Quando però Foucault si rivolge al neoliberalismo (che ha appestato, sostenuta da destra e da “sinistra”, gli ultimi decenni, fino alla sua resa poco onorevole di fronte alla recente e drammatica crisi finanziaria), ecco che allora riesce a sottolineare un aspetto non scontato della praxis governamentale (dopo la crisi del “sovranitismo” tradizionale): essa è infatti pervasiva, operante, il suo scopo è quello di prendersi cura del mercato, di coltivarlo. Zanini riassume così, in maniera efficace, la lettura foucaultiana dello specifico neoliberale, in relazione con le trasformazioni della politica: non si deve governare a causa del mercato, ma per il mercato (laddove il mercato è l’attore pienamente positivo della scena del contemporaneo). Su questo sfondo si delinea meglio la figura odierna dell’homo economicus, che non è più l’uomo dello scambio, bensì l’uomo (di) impresa, l’imprenditore di sé. Tra parentesi: si noti allora come sia banale – e in fondo scorretto – identificare semplicemente l’homo economicus con il soggetto consumatore.
Da tutto questo deriva una questione importante: è l’impresa a diventare, nell’ottica neoliberale, la potenza della società, dando corpo ad una molteplicità di individui e di diseguaglianze che non possono che aumentare le frizioni, gli attriti, vale a dire i conflitti. Rispetto alla relazione dell’economico, così raffigurato, con il giuridico si disegna quindi un quadro che vede la legge diventare sempre più formale nello stesso tempo in cui l’intervento giudiziario si fa concretissimo, assai frequente.
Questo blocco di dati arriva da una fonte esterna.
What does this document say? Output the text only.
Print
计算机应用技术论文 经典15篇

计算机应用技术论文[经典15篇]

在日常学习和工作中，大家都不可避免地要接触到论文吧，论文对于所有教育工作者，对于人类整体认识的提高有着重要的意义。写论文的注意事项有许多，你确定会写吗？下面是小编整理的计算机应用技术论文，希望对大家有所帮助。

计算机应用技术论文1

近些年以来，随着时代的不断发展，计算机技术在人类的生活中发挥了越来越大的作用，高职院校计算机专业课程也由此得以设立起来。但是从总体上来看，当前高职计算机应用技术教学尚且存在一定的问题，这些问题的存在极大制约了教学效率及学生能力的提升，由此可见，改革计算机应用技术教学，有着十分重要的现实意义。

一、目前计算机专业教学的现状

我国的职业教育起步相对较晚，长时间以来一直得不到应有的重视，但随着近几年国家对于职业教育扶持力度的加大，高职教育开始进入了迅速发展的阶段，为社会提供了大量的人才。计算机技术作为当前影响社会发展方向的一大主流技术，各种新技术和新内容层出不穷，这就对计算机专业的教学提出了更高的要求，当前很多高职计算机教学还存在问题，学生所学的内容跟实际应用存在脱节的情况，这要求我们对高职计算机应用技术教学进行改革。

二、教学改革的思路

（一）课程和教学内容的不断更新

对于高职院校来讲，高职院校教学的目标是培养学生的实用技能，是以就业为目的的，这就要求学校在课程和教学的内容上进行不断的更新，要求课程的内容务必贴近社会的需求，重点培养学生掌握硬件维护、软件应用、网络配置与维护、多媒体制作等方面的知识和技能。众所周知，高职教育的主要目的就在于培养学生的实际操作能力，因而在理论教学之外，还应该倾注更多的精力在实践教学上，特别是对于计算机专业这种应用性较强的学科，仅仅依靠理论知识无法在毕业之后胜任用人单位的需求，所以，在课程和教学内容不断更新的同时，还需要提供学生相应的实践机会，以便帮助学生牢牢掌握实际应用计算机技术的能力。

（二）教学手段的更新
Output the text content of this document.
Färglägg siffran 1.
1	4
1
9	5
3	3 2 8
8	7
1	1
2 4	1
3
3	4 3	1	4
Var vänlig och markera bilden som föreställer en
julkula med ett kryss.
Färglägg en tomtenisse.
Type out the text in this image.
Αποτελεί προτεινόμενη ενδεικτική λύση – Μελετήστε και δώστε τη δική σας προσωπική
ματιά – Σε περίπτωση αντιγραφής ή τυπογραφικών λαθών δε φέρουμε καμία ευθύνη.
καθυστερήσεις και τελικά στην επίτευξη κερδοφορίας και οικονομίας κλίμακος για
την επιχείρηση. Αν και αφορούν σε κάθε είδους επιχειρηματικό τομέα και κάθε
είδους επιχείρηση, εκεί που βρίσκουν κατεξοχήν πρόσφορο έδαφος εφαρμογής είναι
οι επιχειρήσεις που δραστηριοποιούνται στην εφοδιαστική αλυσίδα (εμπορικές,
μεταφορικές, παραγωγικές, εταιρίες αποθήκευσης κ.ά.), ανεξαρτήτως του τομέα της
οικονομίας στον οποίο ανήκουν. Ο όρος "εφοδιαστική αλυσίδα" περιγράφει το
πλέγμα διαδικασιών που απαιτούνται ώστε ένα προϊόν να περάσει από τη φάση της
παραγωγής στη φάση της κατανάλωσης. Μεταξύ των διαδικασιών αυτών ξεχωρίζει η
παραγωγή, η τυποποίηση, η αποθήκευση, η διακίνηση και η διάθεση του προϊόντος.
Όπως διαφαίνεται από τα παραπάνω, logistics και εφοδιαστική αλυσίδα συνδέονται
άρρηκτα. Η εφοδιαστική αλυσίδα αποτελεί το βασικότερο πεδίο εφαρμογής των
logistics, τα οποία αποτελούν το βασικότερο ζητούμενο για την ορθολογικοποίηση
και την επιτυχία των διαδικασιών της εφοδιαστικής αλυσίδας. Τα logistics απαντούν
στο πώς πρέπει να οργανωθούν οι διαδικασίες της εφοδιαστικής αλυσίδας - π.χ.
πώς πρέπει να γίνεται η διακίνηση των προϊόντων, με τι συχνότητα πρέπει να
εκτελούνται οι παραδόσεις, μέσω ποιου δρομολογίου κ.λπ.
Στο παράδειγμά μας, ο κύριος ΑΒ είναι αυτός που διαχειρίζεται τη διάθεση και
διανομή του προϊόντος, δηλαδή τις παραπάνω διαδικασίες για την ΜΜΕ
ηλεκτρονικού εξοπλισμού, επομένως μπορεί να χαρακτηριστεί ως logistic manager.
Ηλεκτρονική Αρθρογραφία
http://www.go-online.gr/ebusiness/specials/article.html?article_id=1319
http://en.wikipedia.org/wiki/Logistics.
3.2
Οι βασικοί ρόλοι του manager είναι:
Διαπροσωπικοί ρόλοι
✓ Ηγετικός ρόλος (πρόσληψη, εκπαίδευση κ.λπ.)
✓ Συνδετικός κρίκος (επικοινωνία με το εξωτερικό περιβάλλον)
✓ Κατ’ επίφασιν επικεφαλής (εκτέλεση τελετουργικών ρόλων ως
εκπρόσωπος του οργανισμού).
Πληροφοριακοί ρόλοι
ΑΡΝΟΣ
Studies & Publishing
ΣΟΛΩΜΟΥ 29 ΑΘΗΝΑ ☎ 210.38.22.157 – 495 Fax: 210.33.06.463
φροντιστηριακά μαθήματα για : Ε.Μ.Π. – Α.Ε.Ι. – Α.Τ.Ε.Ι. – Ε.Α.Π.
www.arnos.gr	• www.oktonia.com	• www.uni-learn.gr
E’ paradossale: in una società che si qualifica come neo-liberale quella incompatibilità, nel presente ancor più esasperata, tra le molteplicità dei soggetti di interesse (dei soggetti economici) e l’unità totalizzante del “sovrano” giuridico porta ad un ritorno del “sovranitismo”, certo in maniera originale, anche perché costretto a confrontarsi con un soggetto – lo ripeto: quello di interesse – che si è spogliato (parzialmente…) proprio della sua veste di partenza, nel moderno, vale a dire quella giuridica.